The Tong-ni·Mogwol Memorial Society is the organization that, in December 2002, founded the Tong-ni·Mogwol Literary Center in the city of Gyeongju. The Tong-ni·Mogwol Literary Center is a shared space which commemorates the two authors’ literary achievements. It was established in Gyeongju (close to Bulguksa Temple) because it is the hometown of both. The writers’ joint memorial society is responsible for holding a variety of events in their honor. These events—including an essay contest on April 19th, followed by a Pak Mogwol musical performance held at the Gyeongju Arts Center on the 29th, and a children’s song competition on May 2nd at Seorabeol Culture Hall—were all held in Gyeongju.
It was particularly poignant that, on July 17th, readings of Mogwol’s poetry and a performance of traditional music were held at the home where he was born, which had been restored in 2014. Mogwol’s birth home is located in Gyeongju-si, Geoncheon-eup, Moryang-ri. The buildings, including the main house, front building, treadmill (foot powered mortar) area, and poetry recitation room were restored, and a boulder engraved with Mogwol’s life story and a statue of the poet were set up as a place to take pictures.

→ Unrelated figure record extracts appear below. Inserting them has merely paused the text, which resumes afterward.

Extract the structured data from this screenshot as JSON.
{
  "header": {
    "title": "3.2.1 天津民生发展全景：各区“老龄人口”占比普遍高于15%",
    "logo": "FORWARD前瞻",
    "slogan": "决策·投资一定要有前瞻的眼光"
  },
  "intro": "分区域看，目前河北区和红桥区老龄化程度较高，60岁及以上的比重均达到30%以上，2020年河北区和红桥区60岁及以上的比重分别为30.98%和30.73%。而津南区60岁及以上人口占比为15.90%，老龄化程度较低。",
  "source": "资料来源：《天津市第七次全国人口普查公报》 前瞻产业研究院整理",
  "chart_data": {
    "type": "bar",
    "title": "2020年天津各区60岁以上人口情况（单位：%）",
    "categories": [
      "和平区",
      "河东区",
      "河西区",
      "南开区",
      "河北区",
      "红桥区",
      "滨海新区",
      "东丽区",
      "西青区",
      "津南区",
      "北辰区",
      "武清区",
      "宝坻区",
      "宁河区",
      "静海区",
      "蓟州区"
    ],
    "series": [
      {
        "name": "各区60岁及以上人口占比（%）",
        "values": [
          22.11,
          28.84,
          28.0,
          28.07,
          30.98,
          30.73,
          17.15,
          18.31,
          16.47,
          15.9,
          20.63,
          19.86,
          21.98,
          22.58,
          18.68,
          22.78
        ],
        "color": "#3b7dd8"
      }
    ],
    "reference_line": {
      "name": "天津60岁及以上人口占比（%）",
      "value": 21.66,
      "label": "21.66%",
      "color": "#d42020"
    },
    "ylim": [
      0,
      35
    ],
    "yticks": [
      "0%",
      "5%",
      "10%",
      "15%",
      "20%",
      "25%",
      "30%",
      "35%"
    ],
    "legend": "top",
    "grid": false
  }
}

The Tong-ni·Mogwol Memorial Society published a special 100th Anniversary edition of the Tong-ni·Mogwol literary quarterly magazine titled “Shedding New Light on Mogwol’s Literature” and are currently working on having 100 of Mogwol’s poems translated into English, Japanese, and Chinese.
Simsang, a poetry journal founded by Mogwol in 1973, is currently published by Mogwol’s eldest son, Seoul National University Professor Emeritus Park Dong-Gyu together and Simsang Publishers. They held a special event on May 30th for the opening of the “Pak Mogwol Literary Park” in the Yongin Moran Park located in Gyeonggi-do Yongin-si where Pak Mogwol’s grave can be found. It was during the opening ceremony that Professor Park Dong-Gyu announced the plan to publish a handwritten poetry collection comprised of eighty of his father’s handwritten poems.

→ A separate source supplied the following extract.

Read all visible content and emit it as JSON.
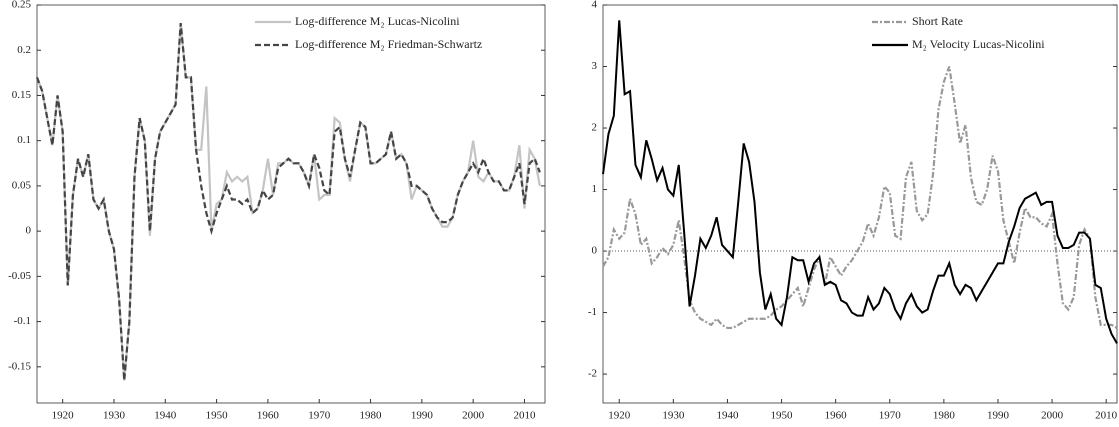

When his students think of Pak Mogwol, their first thought is of his “Big, Soft Hands,” which doubles as the title of his posthumous poetry collection. This is because, while he was strict in matters of education and poetry, Mogwol had a warm and tender, human side as well. All of the events held nationwide in his name over the past year have not only commemorated his literary success, but have been meaningful for the many people who carry fond memories of his warmth.